Are GMOs Bad for the Environment?

In a recent interview for New York magazine’s Grub Street, author and food activist Michael Pollan laid out why he believes that food containing genetically modified ingredients (GMOs) should be labeled – and why GMO crops have been bad for the environment.

“GMOs have been, I think, a tremendous disappointment,” Pollan said. “They haven't done what Monsanto promised they would do, which is make American agriculture more sustainable.”

Seed and chemical companies like Monsanto claimed that genetically engineered crops  would be good for the environment by reducing pesticide use and increasing crop yields, but the past 20 years have shown that they do nothing of the sort. Not only have GMO crops not improved yields, they have vastly increased the use of glyphosate, the active ingredient in Monsanto’s Roundup herbicide.

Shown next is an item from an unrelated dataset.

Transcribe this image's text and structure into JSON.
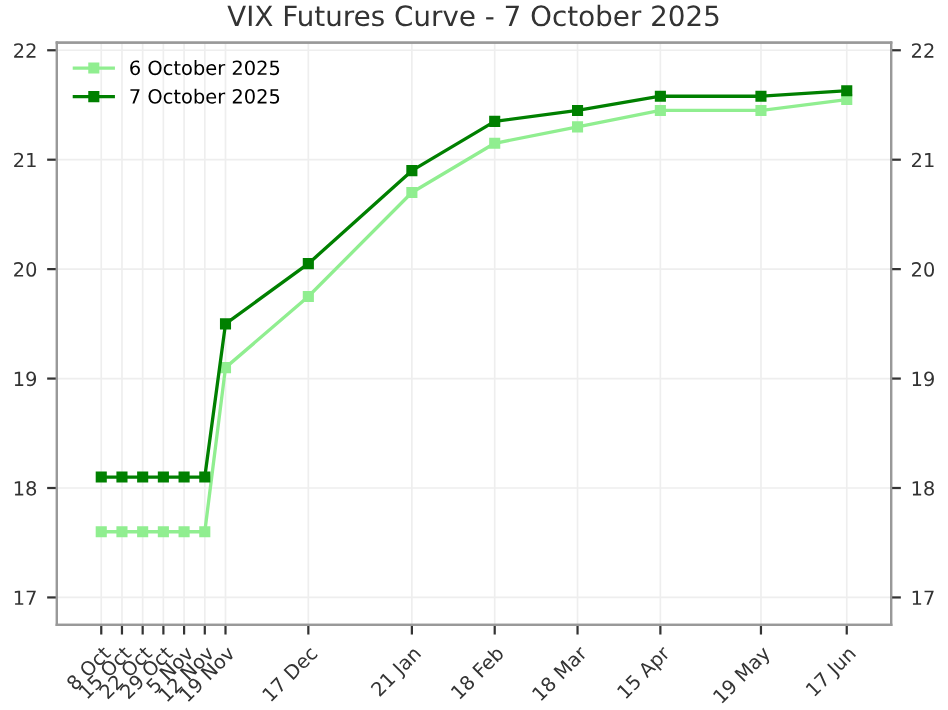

That has potentially serious implications for human health. Last year, the World Health Organization classified glyphosate as “probably carcinogenic to humans.” The conclusion was based in part on studies showing that farmers exposed to glyphosate had twice the risk of developing a blood cancer called non-Hodgkin lymphoma.

Moreover, most GMOs have not been engineered to improve yields or make food healthier, but to be herbicide resistant. Corn, soybeans and other crops have been genetically engineered to withstand blasts of glyphosate. It kills all the weeds in the field, but the GMO crops survive.

Since the introduction of these crops in the mid-1990s, glyphosate use has spread like a cancer across the U.S. Farmers now apply 16 times more of the herbicide than they did before GMOs came on the market. The explosion in glyphosate use is not only bad for farmers’ health, it’s also bad for the environment, especially for certain birds, insects and other wildlife. For example, populations of monarch butterflies have fallen to all-time lows as the result of massive spraying of glyphosate on crop fields.

University of Minnesota researcher Dr. Karen Oberhauser identified glyphosate as one of the main causes of the depletion of monarchs in the U.S. and Mexico.

At a 2014 press conference in Mexico, Oberhauser said of the butterflies’ plight: “Tragically, much of their breeding habitat in this region has been lost to changing agricultural practices, primarily the exploding adoption of genetically modified, herbicide-tolerant crops in the late 20th and early 21st centuries.” 

Some day, GMO crops may provide real benefits to consumers. So far, however, they have mostly increased the use of glyphosate. It’s time to let consumers be part of the conversation by requiring the labeling of GMO ingredients on food packaging.

As Pollan said in his Grub Street interview:

The public has made it known that they would like to have labels so they can decide for whatever reason, good or bad, well-informed or poorly informed, that they don't or want to eat this. Without a label you don't know what we're eating. I think we should have a lot more transparency about food, not less.